C'est pourquoi certains des poèmes qui peuvent être de son
cru sont attribués à BAUDELAIRE, BANVILLE ou NERVAL, et
ceux signés de son patronyme lui sont repris et rendus
d'autorité à Charles BAUDELAIRE. Mais au Paradis des
Critiques, il en est parfois qui font preuve de sagesse.
Alors, en étudiant l'oeuvre baudelairienne, ils prennent
la juste précaution d'écrire : "Poésies attribuées".
Pourquoi cette expression ? Parce que l'un d'eux, Jules
MOUQUET, aurait dépouillé Alexandre PRIVAT d'ANGLEMONT
"sinon absolument tous les vers signés PRIVAT, du moins
toutes les pièces courtes, en particulier les sonnets"
(L'observation est de Pierre Citron) (5).
Mais notre propos d'aujourd'hui n'est pas de débattre
des "poèmes retrouvés", selon l'expression de Jules
MOUQUET, et "attribués" par lui et par d'autres à Charles
BAUDELAIRE. Comme le dit fort pertinemment Pierre Citron :
"Les questions d'attribution méritent donc d'être appro
fondies" (6).
Comme la Critique fait généralement plutôt grâce à
Alexandre PRIVAT d'ANGLEMONT de sa prose, nous nous atta-
cherons donc à ce parti pris, d'autant plus qu'il s'impose
en l'occurence.
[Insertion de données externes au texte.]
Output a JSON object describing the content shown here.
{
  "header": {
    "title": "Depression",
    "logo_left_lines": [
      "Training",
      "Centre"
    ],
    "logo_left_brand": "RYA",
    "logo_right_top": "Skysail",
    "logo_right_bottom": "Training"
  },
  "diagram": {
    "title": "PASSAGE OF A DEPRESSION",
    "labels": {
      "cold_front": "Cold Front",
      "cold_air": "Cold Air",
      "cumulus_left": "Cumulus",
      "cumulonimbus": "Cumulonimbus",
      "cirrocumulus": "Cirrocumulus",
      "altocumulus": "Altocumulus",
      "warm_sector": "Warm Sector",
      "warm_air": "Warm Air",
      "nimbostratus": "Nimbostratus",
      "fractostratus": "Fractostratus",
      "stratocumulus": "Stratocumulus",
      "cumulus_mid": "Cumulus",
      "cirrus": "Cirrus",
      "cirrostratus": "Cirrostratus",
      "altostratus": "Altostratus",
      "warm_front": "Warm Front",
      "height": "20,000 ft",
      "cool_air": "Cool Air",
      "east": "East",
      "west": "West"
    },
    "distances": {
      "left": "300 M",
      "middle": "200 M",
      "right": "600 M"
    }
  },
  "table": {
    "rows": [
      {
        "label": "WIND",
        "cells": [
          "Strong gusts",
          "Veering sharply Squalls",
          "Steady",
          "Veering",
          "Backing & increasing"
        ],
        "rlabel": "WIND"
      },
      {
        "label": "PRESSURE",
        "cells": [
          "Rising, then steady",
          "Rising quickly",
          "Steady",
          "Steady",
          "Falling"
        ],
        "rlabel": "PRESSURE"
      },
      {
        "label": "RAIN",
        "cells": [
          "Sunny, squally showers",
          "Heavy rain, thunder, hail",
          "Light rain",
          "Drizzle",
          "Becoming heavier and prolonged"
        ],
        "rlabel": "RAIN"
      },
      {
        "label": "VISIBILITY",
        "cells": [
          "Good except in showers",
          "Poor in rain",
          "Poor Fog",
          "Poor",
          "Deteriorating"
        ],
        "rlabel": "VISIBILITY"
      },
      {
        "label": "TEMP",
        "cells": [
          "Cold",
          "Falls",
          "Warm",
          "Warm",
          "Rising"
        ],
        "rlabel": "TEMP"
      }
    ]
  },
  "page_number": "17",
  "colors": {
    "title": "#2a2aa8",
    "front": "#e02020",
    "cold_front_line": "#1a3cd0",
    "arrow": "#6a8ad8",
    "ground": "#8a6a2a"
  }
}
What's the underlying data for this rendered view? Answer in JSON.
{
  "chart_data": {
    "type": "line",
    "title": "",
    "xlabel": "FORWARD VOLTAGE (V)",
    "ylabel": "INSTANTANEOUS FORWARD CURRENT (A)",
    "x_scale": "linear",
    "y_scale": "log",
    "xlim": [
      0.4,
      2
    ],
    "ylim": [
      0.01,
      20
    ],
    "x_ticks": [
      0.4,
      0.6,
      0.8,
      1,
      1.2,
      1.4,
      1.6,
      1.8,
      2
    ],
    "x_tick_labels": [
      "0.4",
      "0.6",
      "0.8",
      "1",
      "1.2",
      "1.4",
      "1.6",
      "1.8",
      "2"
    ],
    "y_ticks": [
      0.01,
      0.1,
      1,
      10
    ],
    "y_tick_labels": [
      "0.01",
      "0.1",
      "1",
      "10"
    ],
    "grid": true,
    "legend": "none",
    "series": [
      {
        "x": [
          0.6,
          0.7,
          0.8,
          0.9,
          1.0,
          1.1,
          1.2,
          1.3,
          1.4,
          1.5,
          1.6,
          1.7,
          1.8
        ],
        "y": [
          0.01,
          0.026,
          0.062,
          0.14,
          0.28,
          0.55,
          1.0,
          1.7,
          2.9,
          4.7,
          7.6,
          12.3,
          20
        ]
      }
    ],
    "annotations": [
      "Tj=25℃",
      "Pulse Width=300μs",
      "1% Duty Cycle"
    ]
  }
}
Avant de poursuivre notre quête, il faut
souligner l'heureuse intuition de Jean-Léo écrivant une
sorte de précepte dont ne peuvent que bénéficier tous ceux
qui s'intéressent au sort de cet auteur oublié, considéré
par certains commentateurs presque comme un kleptomane
littéraire : "... il y a de quoi faire dresser l'oreille
et donner le goût d'y aller voir de plus près".
(1) Alexandre PRIVAT d'ANGLEMONT, de toute la parentèle,
est le seul à avoir usé de la particule.
(2) In : "Le Siècle", dimanche 24 juillet 1859, 1ème
année, no. 30. Alfred Delvau.
(3) In : "Privat d'Anglemont ou les vérités d'un
menteur", p. 403.
(4) In : "Baudelaire", texte établi, présenté et annoté
par Cl. Pichois, Eons, La Pléiade, 2 vol. in-8, 1967-80.
(5) Op. cit., p. 406.
(6) Souligné par nous (Note de l'auteur).